Reining in costs has been one of the biggest challenges for HSBC chief executive John Flint with the bank last year missing its target of 'positive jaws' - which tracks whether the bank is growing revenues faster than costs.
The bank said operating expenses dropped 12% in the March quarter, helped by one-off sales in its retail and commercial businesses and the non-recurrence of regulatory fines.
HSBC booked $897m in legal and regulatory expenses in the first quarter of 2018 but did not have those and others such as currency translation costs in the current quarter.
"We are proactively managing costs and investment in line with this more uncertain (global economic) outlook, and will continue to do so," Flint said in the bank's earnings statement today.
HSBC warned in February that it may have to delay some investments this year as it missed 2018 profit forecasts due to slowing growth in its two home markets of China and Britain.
Profit before tax at Europe's biggest lender by assets rose to $6.21 billion in the March quarter from $4.76 billion in the same quarter last year.
The profit was above the $5.58 billion average of analysts' estimates compiled by the bank.
The bank's core capital ratio, a key measure of financial strength, rose to 14.3% at the end of March from 14% at the end of 2018.
While HSBC has been boosting investments to raise its market share in businesses such as retail banking and wealth management, some of its other units, mainly investment banking, struggled with staff exits and slower revenue growth.
The division, which advises clients on finance and mergers, has lost senior dealmakers and slipped down the rankings in merger advisory and equity capital markets amid internal questions over its strategic direction.
The lender reshuffled its global banking division this week as former JPMorgan banker Greg Guyett put his stamp on the business, which has been under pressure in recent years.
HSBC's investment banking business had a poor first quarter, in common with many of its US and European rivals that saw trading revenues fall as subdued markets kept clients from trading.
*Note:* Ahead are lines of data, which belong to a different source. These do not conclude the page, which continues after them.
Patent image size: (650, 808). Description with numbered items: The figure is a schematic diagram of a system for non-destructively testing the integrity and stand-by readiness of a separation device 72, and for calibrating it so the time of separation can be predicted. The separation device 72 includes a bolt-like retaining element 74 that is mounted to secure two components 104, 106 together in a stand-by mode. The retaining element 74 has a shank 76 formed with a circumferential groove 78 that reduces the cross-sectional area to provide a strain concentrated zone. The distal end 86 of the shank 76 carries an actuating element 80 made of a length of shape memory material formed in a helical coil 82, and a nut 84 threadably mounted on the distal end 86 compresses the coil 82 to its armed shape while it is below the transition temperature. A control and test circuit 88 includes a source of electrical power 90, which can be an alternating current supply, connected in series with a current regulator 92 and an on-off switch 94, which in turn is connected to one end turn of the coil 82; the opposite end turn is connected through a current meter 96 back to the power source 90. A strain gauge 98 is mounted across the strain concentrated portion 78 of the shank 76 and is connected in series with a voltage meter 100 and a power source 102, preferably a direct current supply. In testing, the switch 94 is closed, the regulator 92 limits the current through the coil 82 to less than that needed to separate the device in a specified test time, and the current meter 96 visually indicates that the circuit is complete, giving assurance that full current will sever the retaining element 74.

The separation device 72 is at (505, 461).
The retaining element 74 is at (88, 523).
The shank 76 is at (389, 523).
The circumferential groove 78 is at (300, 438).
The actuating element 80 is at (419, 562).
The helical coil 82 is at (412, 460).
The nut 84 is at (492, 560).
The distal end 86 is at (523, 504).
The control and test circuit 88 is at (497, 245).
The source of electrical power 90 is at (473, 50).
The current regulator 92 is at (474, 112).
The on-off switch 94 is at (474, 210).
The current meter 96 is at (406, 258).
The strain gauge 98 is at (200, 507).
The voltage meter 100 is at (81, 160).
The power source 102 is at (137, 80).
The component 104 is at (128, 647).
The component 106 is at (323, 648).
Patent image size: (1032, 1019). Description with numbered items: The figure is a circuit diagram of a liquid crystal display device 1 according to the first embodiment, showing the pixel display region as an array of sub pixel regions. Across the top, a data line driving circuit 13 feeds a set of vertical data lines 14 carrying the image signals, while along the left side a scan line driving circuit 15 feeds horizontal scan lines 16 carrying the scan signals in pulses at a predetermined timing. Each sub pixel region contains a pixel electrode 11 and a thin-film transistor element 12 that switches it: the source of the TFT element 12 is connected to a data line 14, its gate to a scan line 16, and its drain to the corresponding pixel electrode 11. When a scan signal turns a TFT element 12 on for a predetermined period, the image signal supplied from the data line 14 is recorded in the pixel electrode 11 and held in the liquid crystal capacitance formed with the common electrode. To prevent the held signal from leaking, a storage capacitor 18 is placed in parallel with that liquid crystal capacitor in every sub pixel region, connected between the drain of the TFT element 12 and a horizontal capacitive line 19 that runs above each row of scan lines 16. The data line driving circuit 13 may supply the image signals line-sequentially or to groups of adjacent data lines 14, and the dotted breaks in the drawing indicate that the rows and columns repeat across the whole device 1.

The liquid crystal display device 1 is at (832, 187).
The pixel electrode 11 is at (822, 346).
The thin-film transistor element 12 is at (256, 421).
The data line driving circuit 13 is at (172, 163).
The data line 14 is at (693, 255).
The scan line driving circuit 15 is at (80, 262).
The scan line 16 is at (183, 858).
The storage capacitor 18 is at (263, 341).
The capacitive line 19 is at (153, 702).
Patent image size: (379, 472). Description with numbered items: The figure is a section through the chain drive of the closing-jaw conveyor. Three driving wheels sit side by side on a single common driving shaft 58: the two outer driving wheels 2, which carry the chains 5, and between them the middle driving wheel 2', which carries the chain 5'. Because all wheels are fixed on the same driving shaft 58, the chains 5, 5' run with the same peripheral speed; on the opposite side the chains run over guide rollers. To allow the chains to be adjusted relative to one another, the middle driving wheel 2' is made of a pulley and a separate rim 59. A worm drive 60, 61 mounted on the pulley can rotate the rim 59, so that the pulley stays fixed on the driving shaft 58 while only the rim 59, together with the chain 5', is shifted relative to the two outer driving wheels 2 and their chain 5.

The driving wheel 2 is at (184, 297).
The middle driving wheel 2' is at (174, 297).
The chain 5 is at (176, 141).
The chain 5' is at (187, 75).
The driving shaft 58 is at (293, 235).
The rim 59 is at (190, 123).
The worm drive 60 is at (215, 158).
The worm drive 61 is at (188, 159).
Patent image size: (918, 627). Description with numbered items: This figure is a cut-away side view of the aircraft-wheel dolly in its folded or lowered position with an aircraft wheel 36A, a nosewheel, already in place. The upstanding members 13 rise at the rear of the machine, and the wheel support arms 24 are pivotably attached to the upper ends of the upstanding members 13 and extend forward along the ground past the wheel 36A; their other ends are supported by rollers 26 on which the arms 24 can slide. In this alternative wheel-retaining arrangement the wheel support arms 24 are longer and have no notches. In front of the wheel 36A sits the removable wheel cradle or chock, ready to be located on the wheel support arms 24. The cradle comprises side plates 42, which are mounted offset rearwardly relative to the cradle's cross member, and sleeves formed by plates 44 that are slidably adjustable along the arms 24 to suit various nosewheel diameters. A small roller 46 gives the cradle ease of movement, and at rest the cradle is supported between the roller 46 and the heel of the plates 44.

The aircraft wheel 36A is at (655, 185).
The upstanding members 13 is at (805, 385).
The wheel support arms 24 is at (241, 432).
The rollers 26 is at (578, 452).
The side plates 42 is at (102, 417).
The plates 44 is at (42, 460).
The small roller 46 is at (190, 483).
The London-headquartered bank, which makes the bulk of its revenue in Asia, saw its stock trading business fare particularly poorly, with revenues falling 8% despite a helpful one-off provision release.
Reported pretax profit for the bank's Asia operations rose 5% during the first quarter to $5 billion, with the region accounting for 81% of the bank's overall profits.
HSBC's regional pivot is centred around China's Pearl River Delta region with billions in investment commitments and plans to bolster its retail and wealth management business in the world's second-largest economy.
The bank said it was making more investments in Asia to "support business growth".
Flint said in June last year that HSBC would invest $15-$17 billion over three years in areas including technology and China, while keeping profitability and dividend targets unchanged.
The bank said that the turnaround strategy for its business in the US, which has for years underperformed, was progressing, but that task remained its "most challenging strategic priority".
Its North America operations posted a pretax profit of $379m in the first quarter compared to a loss of $596m last year, as the bank increased retail customer numbers and capitalised on its international network, it said.